By Anne Lowe

The Bay Area News Group has posted 2009 salary information for all judges and thousands of courtroom employees in the state. But foot-dragging by nine counties' courts, including Los Angeles, suggests that many judges are unhappy with the new transparency rules imposed on them from above last year by the California Judicial Council.

Those rules allow for greater public access to judicial branch pay and other administrative information. All but nine of the 58 county courts in California have complied with the news group’s requests for salary information.

The Contra Costa Times reports:

The court information that has been obtained, which includes all California judges and employees of appellate courts, the supreme court and the administrative office of the courts, totals more than $1 billion in salaries for 15,377 employees. It can be found at: ContraCostaTimes.com/court-employee-salaries, along with more than 900,000 other government workers' salaries in California.

All judges' salaries have long been made public because they are considered constitutional officers and paid by the state controller's office.

What the new transparency rules make clear for the first time in state history is that the pay of all other court employees—such as clerks, lawyers and administrators—is also public record, said Peter Scheer, executive director of the San Rafael-based First Amendment Coalition.

"They have no choice" but to release the data, he said. The new transparency rules are "as good or better than the Public Records Act," from which the courts are exempt.

Though the release of the data was often slow, at "the end of the day the public wins" because it gets access to more information about how its money is spent.

The news group's county-by-county request for court pay data reveals a branch of government that appears to keep salary spending in check. Of the available data, 17 percent of court employees grossed more than $100,000 in 2009. In the Bay Area, 27.7 percent of BART workers exceeded $100,000 in 2009 pay; for San Francisco city government, the number of six-figure earners was 25.5 percent, data show.

In eight Bay Area counties where both 2009 county government and court pay data have been made public, courts constantly lagged in the percentage of employees paid more than $100,000, the data show. In Alameda County, 19.5 percent of county employees exceeded $100,000; for court employees, the percentage was 13.4 percent. In Santa Clara County, the percentages were 24.8 for the county and 17.2 for courts.

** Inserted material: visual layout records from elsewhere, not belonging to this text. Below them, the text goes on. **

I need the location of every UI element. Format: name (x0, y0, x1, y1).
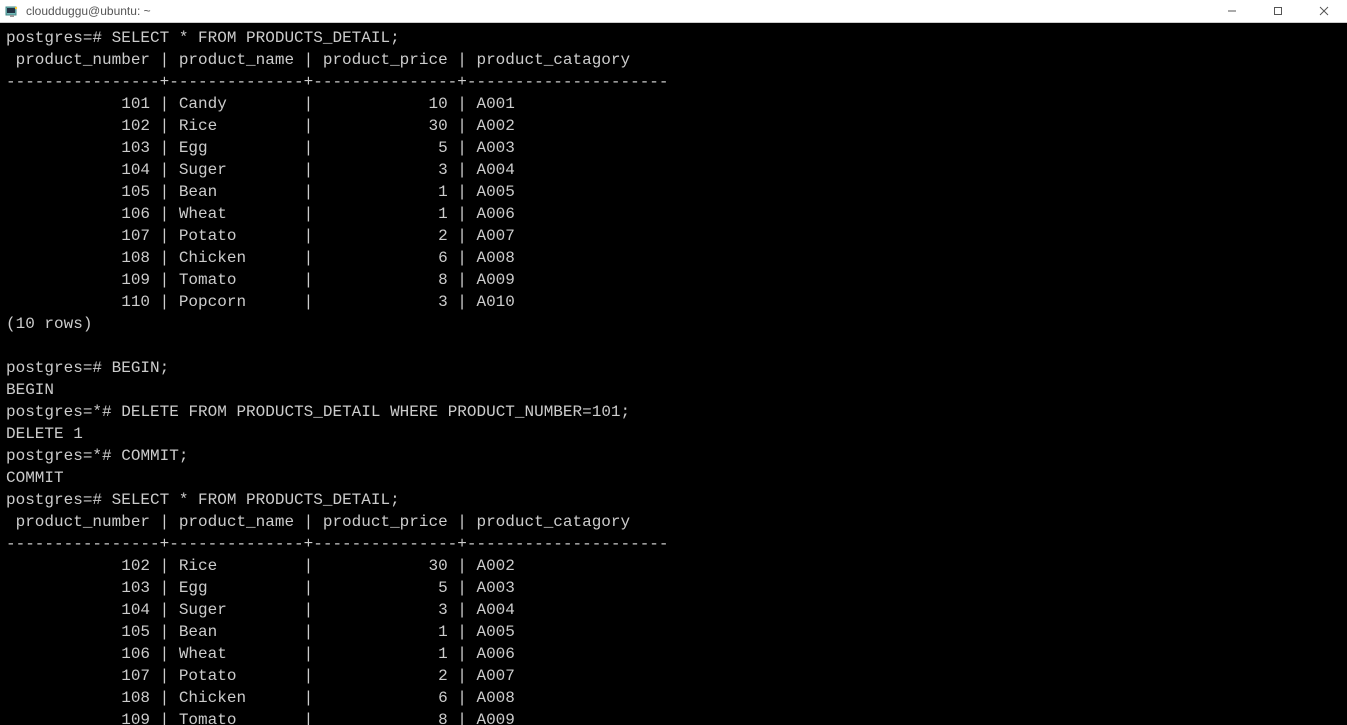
output-commit: COMMIT (6, 469, 64, 487)
prompt-tx: postgres=*# (6, 403, 112, 421)
table-divider: ----------------+--------------+--------… (6, 535, 669, 553)
table-row: 102 | Rice | 30 | A002 (6, 557, 515, 575)
table-row: 105 | Bean | 1 | A005 (6, 183, 515, 201)
window-title: cloudduggu@ubuntu: ~ (26, 4, 151, 18)
sql-delete: DELETE FROM PRODUCTS_DETAIL WHERE PRODUC… (121, 403, 630, 421)
table-row: 101 | Candy | 10 | A001 (6, 95, 515, 113)
table-row: 108 | Chicken | 6 | A008 (6, 689, 515, 707)
table-row: 103 | Egg | 5 | A003 (6, 579, 515, 597)
table-divider: ----------------+--------------+--------… (6, 73, 669, 91)
titlebar[interactable]: cloudduggu@ubuntu: ~ (0, 0, 1347, 23)
terminal-window: cloudduggu@ubuntu: ~ postgres=# SELECT *… (0, 0, 1347, 725)
table-row: 107 | Potato | 2 | A007 (6, 227, 515, 245)
maximize-button[interactable] (1255, 0, 1301, 23)
table-row: 108 | Chicken | 6 | A008 (6, 249, 515, 267)
table-row: 110 | Popcorn | 3 | A010 (6, 293, 515, 311)
table-row: 109 | Tomato | 8 | A009 (6, 271, 515, 289)
output-begin: BEGIN (6, 381, 54, 399)
table-row: 104 | Suger | 3 | A004 (6, 601, 515, 619)
putty-icon (4, 3, 20, 19)
close-button[interactable] (1301, 0, 1347, 23)
prompt: postgres=# (6, 359, 102, 377)
table-row: 106 | Wheat | 1 | A006 (6, 645, 515, 663)
table-row: 106 | Wheat | 1 | A006 (6, 205, 515, 223)
table-header: product_number | product_name | product_… (6, 513, 630, 531)
sql-select-1: SELECT * FROM PRODUCTS_DETAIL; (112, 29, 400, 47)
sql-begin: BEGIN; (112, 359, 170, 377)
prompt: postgres=# (6, 491, 102, 509)
titlebar-left: cloudduggu@ubuntu: ~ (4, 3, 151, 19)
row-count: (10 rows) (6, 315, 92, 333)
prompt: postgres=# (6, 29, 102, 47)
table-row: 102 | Rice | 30 | A002 (6, 117, 515, 135)
table-row: 104 | Suger | 3 | A004 (6, 161, 515, 179)
window-controls (1209, 0, 1347, 23)
output-delete: DELETE 1 (6, 425, 83, 443)
terminal-body[interactable]: postgres=# SELECT * FROM PRODUCTS_DETAIL… (0, 23, 1347, 725)
table-row: 103 | Egg | 5 | A003 (6, 139, 515, 157)
table-row: 107 | Potato | 2 | A007 (6, 667, 515, 685)
prompt-tx: postgres=*# (6, 447, 112, 465)
table-header: product_number | product_name | product_… (6, 51, 630, 69)
sql-select-2: SELECT * FROM PRODUCTS_DETAIL; (112, 491, 400, 509)
minimize-button[interactable] (1209, 0, 1255, 23)
table-row: 109 | Tomato | 8 | A009 (6, 711, 515, 725)
sql-commit: COMMIT; (121, 447, 188, 465)
table-row: 105 | Bean | 1 | A005 (6, 623, 515, 641)
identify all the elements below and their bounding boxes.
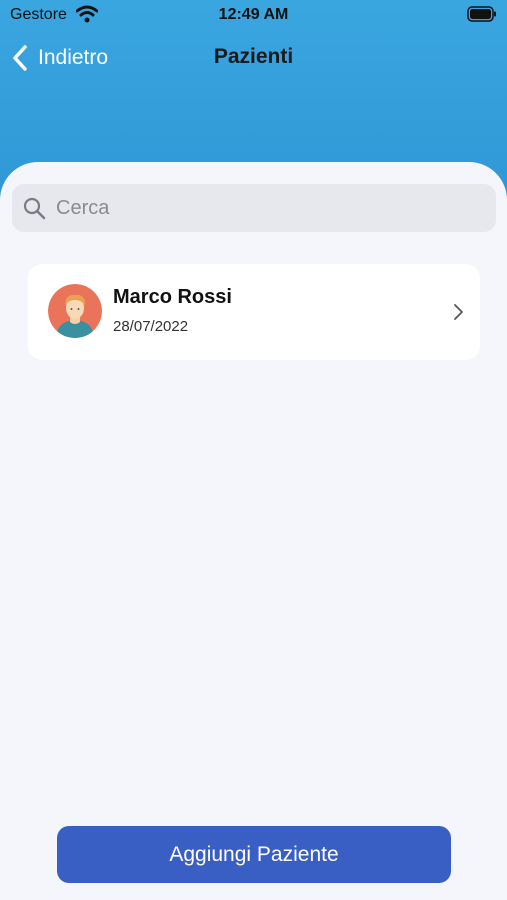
navigation-bar: Indietro Pazienti (0, 38, 507, 78)
add-patient-button[interactable]: Aggiungi Paziente (57, 826, 451, 883)
person-avatar-icon (48, 284, 102, 338)
page-title: Pazienti (213, 45, 294, 68)
main-content: Marco Rossi 28/07/2022 (0, 162, 507, 900)
search-bar[interactable] (12, 184, 496, 232)
search-icon (23, 197, 46, 220)
search-input[interactable] (54, 195, 478, 221)
patient-list-item[interactable]: Marco Rossi 28/07/2022 (28, 264, 480, 360)
avatar (48, 284, 102, 338)
patient-date: 28/07/2022 (113, 318, 189, 335)
clock: 12:49 AM (218, 6, 289, 23)
battery-icon (467, 6, 496, 22)
patient-name: Marco Rossi (113, 286, 232, 308)
status-bar: Gestore 12:49 AM (0, 0, 507, 30)
chevron-right-icon (454, 304, 463, 320)
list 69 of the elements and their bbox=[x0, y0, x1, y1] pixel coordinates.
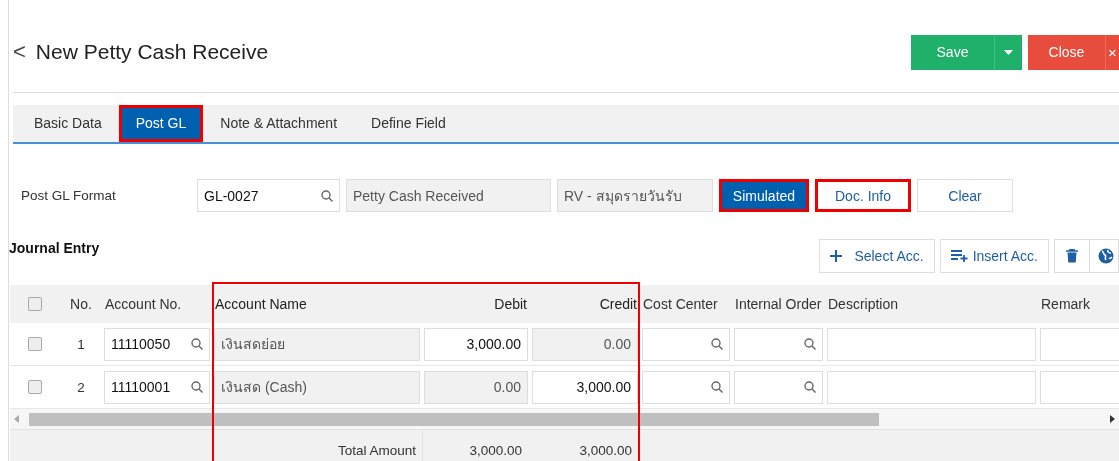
language-button[interactable] bbox=[1089, 239, 1119, 273]
globe-icon bbox=[1098, 248, 1114, 264]
tab[interactable]: Post GL bbox=[118, 105, 204, 142]
credit-field: 0.00 bbox=[532, 327, 638, 361]
insert-account-button[interactable]: Insert Acc. bbox=[939, 239, 1049, 273]
internal-order-field[interactable] bbox=[734, 370, 823, 404]
journal-type-field: RV - สมุดรายวันรับ bbox=[557, 179, 713, 212]
row-number: 2 bbox=[77, 379, 85, 395]
search-icon bbox=[321, 189, 333, 202]
remark-field[interactable] bbox=[1040, 370, 1119, 404]
plus-icon bbox=[830, 250, 843, 262]
description-field[interactable] bbox=[827, 327, 1036, 361]
caret-icon bbox=[1004, 49, 1013, 55]
cost-center-field[interactable] bbox=[642, 370, 730, 404]
total-debit: 3,000.00 bbox=[469, 442, 522, 458]
scroll-left-icon[interactable] bbox=[14, 415, 19, 423]
section-title: Journal Entry bbox=[9, 240, 100, 256]
column-header: Cost Center bbox=[643, 296, 718, 312]
search-icon bbox=[191, 338, 203, 350]
search-icon bbox=[804, 338, 816, 350]
cost-center-field[interactable] bbox=[642, 327, 730, 361]
remark-field[interactable] bbox=[1040, 327, 1119, 361]
credit-field[interactable]: 3,000.00 bbox=[532, 370, 638, 404]
select-account-button[interactable]: Select Acc. bbox=[819, 239, 935, 273]
list-plus-icon bbox=[950, 250, 969, 262]
row-checkbox[interactable] bbox=[28, 337, 42, 351]
account-no-field[interactable]: 11110001 bbox=[104, 370, 210, 404]
row-checkbox[interactable] bbox=[28, 380, 42, 394]
column-header: Description bbox=[828, 296, 899, 312]
back-button[interactable]: < bbox=[13, 39, 26, 65]
debit-field: 0.00 bbox=[424, 370, 528, 404]
search-icon bbox=[191, 381, 203, 393]
tab[interactable]: Define Field bbox=[354, 105, 463, 142]
column-header: Debit bbox=[494, 296, 527, 312]
delete-button[interactable] bbox=[1054, 239, 1090, 273]
column-header: Account No. bbox=[105, 296, 182, 312]
close-button[interactable]: Close bbox=[1028, 34, 1105, 70]
select-all-checkbox[interactable] bbox=[28, 297, 42, 311]
search-icon bbox=[711, 381, 723, 393]
action-button[interactable]: Clear bbox=[917, 179, 1013, 212]
row-number: 1 bbox=[77, 336, 85, 352]
field-label: Post GL Format bbox=[20, 188, 117, 203]
search-icon bbox=[804, 381, 816, 393]
debit-field[interactable]: 3,000.00 bbox=[424, 327, 528, 361]
total-credit: 3,000.00 bbox=[579, 442, 632, 458]
trash-icon bbox=[1066, 249, 1078, 263]
internal-order-field[interactable] bbox=[734, 327, 823, 361]
format-name-field: Petty Cash Received bbox=[346, 179, 551, 212]
tab[interactable]: Note & Attachment bbox=[203, 105, 355, 142]
column-header: Account Name bbox=[215, 296, 307, 312]
close-x-button[interactable]: × bbox=[1105, 34, 1119, 70]
scrollbar-thumb[interactable] bbox=[29, 412, 879, 426]
account-name-field: เงินสดย่อย bbox=[214, 327, 420, 361]
search-icon bbox=[711, 338, 723, 350]
column-header: Remark bbox=[1041, 296, 1090, 312]
total-label: Total Amount bbox=[337, 442, 416, 458]
description-field[interactable] bbox=[827, 370, 1036, 404]
scroll-right-icon[interactable] bbox=[1110, 415, 1115, 423]
format-code-field[interactable]: GL-0027 bbox=[197, 179, 340, 212]
simulate-button[interactable]: Simulated bbox=[719, 179, 809, 212]
column-header: No. bbox=[70, 296, 92, 312]
account-no-field[interactable]: 11110050 bbox=[104, 327, 210, 361]
column-header: Internal Order bbox=[735, 296, 822, 312]
tab[interactable]: Basic Data bbox=[17, 105, 119, 142]
account-name-field: เงินสด (Cash) bbox=[214, 370, 420, 404]
save-dropdown-button[interactable] bbox=[994, 34, 1022, 70]
column-header: Credit bbox=[599, 296, 637, 312]
page-title: New Petty Cash Receive bbox=[35, 40, 269, 64]
action-button[interactable]: Doc. Info bbox=[815, 179, 911, 212]
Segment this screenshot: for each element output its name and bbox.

Some courts took months to make the data public—if they did at all. Contra Costa County and Orange County courts demanded to be paid for the data under an interpretation of the access rules that no other court raised and to which the news group's attorney objects.

Both courts refused to waive the fees in the interest of transparency.

Contra Costa Chief Judge Mary Ann O'Malley and court administrator Keri Torre didn't return messages about the matter.

Fresno County courts refused to put pay data in an electronic format. San Joaquin courts did not acknowledge the request until more than three months after it was sent. The court rules require acknowledgment within 10 days.

Merced, Mariposa, Yolo and Santa Barbara courts have not provided data. Los Angeles County court bureaucrats demanded the request in a letter rather an e-mail and have stalled over the request since July. In a letter last week, a court official estimated it would take another four weeks to release the information.

A former spokesman for the Los Angeles court said in an interview last week that the court's top official, Chief Executive Officer John Clarke, held meetings where he discussed how to "stonewall as long as possible" the release of salary data.

The state's largest court system "creates and condones a culture of secrecy" and its leadership "is not interested in living within the spirit of the (transparency) rule," said the former spokesman, Alan Parachini. The court fired Parachini last month, alleging that he leaked confidential information to a tabloid website, an allegation he denies. He said he is considering legal action and his dismissal was really about attempts to make the court more transparent and to aid journalists in doing their jobs.

Clarke and other court officials, he said, wanted to "make it as hard as possible" to access public information, in part by deciding to require requests be sent by postal mail and rejecting e-mailed requests. The irony, he added, is that the court is "a very responsible steward of public dollars" and the unreleased data will show no salary abuses.

Including the available court data, Bay Area News Group's salary databases contain records detailing more than $50 billion in 2009 government pay covering nearly 1 million public employees.